We do get a quick look at some asset editing, though, with props being added to existing buildings. It all looks manageable enough that I’m thinking of taking a crack at making some stuff myself, though just like with the original game I’ll be relying on modders to make much cooler assets and tools so that I can make my perfect city.
Obviously, though, it’s a shame that the editor didn’t arrive at launch. One of the best things about the original game’s launch was the vast number of mods and user-created assets already available in the Steam Workshop, thanks to Colossal Order giving modders early access. Straight away, there were pages and pages of mods to download, which made a great first impression.
That we’re still waiting for the Cities: Skylines 2 editor just adds to the feeling that we’re really playing an early access version. Paradox and Colossal Order even acknowledged that the game was not where they wanted it to be at launch, and I suspect that if Paradox wasn’t a public company it would have risked another delay to make sure it was actually ready for prime time. But shareholders aren’t known for their patience or understanding.

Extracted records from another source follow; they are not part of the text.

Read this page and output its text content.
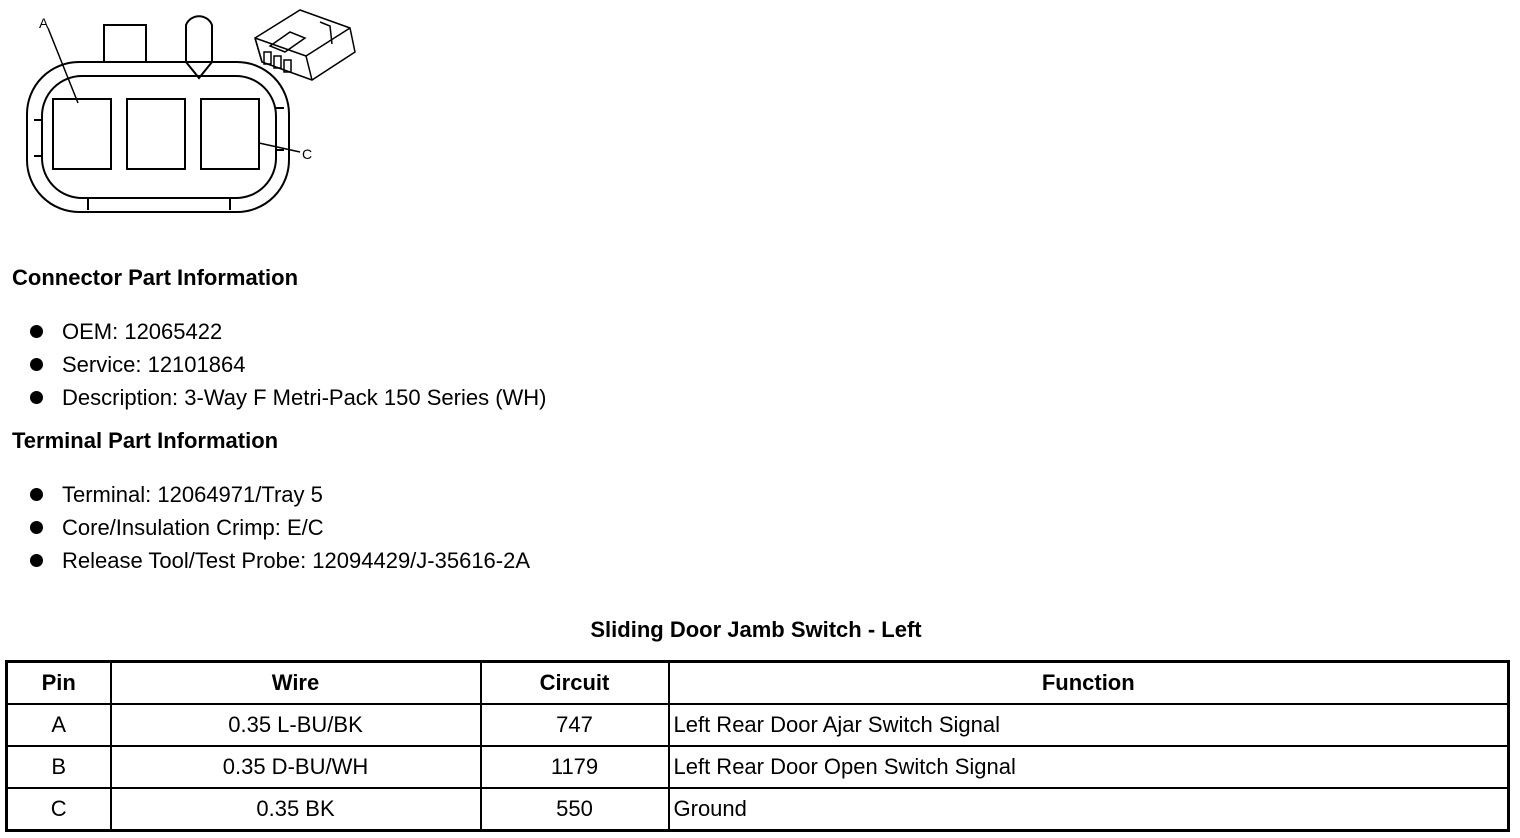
A
C
Connector Part Information
OEM: 12065422
Service: 12101864
Description: 3-Way F Metri-Pack 150 Series (WH)
Terminal Part Information
Terminal: 12064971/Tray 5
Core/Insulation Crimp: E/C
Release Tool/Test Probe: 12094429/J-35616-2A
Sliding Door Jamb Switch - Left
Pin	Wire	Circuit	Function
A	0.35 L-BU/BK	747	Left Rear Door Ajar Switch Signal
B	0.35 D-BU/WH	1179	Left Rear Door Open Switch Signal
C	0.35 BK	550	Ground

When the editor does arrive—and again, a date isn’t known—you’ll be able to start building your library of mods over on the Paradox Mods website. The lack of Steam Workshop support is due to Colossal Order and Paradox wanting parity between the console and PC versions, which is understandable, I guess, but harder to accept when the console version won’t even be out until 2024. Steam Workshop is a mess, granted, but I’m a lazy man and don’t want to have to leave Steam to download some new mods.